You bypass safety using explicitly marked “Terms of Service” (TOS) keywords which contain !, raw, drop, or wild. - raw: Unwraps Result<T> bypassing error checking. - drop: Runs function but discards Result<T>. - wild / wildx: Blocks for unsafe memory manipulation and raw pointer arithmetic. - ! operators: ?! (emphatic unwrap, immediately traps to failsafe()).

================================================================================ === SECTION: 04_concurrency.md ================================================================================

Nitpick handles I/O bound concurrency via cooperative multitasking. - Mark functions with async. - Await them using await. - Must handle the implicit Result wrapper of the async function: raw await func() or val = await func() ? default; - await cannot be used inside standard synchronous functions.

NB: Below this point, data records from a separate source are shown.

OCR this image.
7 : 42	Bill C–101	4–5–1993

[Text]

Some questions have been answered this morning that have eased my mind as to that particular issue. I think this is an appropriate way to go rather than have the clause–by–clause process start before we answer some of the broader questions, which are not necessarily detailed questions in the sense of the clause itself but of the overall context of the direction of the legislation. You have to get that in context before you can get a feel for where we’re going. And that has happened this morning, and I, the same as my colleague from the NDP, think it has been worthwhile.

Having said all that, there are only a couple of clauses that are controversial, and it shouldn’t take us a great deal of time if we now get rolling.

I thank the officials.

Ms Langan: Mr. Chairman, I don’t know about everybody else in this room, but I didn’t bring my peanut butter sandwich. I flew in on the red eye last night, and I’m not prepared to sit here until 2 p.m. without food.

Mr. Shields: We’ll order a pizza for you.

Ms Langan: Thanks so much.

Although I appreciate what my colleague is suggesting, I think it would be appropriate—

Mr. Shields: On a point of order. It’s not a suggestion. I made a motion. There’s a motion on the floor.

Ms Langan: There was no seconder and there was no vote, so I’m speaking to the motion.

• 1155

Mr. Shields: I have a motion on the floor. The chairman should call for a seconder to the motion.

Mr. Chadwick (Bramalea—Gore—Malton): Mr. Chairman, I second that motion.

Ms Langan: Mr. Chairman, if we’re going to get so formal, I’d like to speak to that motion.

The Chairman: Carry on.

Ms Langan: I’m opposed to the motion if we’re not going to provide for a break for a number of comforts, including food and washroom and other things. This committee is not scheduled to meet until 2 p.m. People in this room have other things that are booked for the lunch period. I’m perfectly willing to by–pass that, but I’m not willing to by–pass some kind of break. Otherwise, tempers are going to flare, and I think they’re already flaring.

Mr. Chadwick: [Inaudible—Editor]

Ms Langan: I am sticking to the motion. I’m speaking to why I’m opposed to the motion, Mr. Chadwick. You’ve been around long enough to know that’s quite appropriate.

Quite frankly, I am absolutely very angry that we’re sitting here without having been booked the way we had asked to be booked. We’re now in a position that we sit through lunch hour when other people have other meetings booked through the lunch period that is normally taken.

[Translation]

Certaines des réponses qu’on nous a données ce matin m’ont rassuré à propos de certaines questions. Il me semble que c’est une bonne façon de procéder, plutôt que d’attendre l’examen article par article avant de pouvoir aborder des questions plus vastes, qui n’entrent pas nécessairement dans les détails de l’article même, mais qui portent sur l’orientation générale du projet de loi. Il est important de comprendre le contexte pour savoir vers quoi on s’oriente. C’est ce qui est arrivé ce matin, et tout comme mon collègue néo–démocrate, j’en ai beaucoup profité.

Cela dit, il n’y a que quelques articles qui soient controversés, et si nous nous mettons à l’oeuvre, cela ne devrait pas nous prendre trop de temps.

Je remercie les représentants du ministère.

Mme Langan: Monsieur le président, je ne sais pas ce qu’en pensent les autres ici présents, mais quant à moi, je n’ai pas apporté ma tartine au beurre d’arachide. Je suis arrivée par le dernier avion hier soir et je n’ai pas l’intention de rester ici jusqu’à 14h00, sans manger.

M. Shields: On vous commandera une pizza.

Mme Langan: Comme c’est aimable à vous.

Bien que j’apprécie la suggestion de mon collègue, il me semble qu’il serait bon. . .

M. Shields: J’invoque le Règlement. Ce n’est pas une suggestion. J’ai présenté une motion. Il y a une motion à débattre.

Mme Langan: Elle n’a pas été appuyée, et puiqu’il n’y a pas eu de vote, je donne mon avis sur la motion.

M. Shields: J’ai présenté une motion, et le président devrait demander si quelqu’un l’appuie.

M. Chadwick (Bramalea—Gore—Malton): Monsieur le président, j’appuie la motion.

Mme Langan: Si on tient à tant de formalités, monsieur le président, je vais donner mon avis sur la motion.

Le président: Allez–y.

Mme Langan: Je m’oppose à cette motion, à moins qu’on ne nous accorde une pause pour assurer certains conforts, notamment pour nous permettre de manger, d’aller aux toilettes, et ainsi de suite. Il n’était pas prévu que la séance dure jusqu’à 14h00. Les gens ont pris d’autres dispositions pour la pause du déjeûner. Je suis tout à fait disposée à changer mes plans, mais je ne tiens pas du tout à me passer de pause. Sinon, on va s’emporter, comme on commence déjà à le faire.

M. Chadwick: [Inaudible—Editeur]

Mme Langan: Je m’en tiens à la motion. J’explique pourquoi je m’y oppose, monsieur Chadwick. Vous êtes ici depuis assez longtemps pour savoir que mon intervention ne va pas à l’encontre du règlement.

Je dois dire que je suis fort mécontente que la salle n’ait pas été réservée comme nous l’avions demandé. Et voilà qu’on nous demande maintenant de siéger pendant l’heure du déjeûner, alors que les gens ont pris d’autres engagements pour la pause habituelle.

CPU-bound parallelism via lock-free primitives. atomic<T> is a native LLVM-backed type. - Initialization: atomic<int32>:c = atomic_new(0i32); - Aliasing: atomic_from_ptr<int32>(addr_int64) aliases memory as atomic without allocation. - Operations: .load(), .store(v), .swap(v), .fetch_add(v), .fetch_sub(v), .compare_exchange(exp, des). - Memory Ordering: Operations strictly enforce Sequential Consistency (SeqCst). No relaxed orderings permitted in standard code. No native spawn or sync keywords. Threading (mutexes, rwlocks) must be managed via stdlib/concurrent utilizing OS abstractions.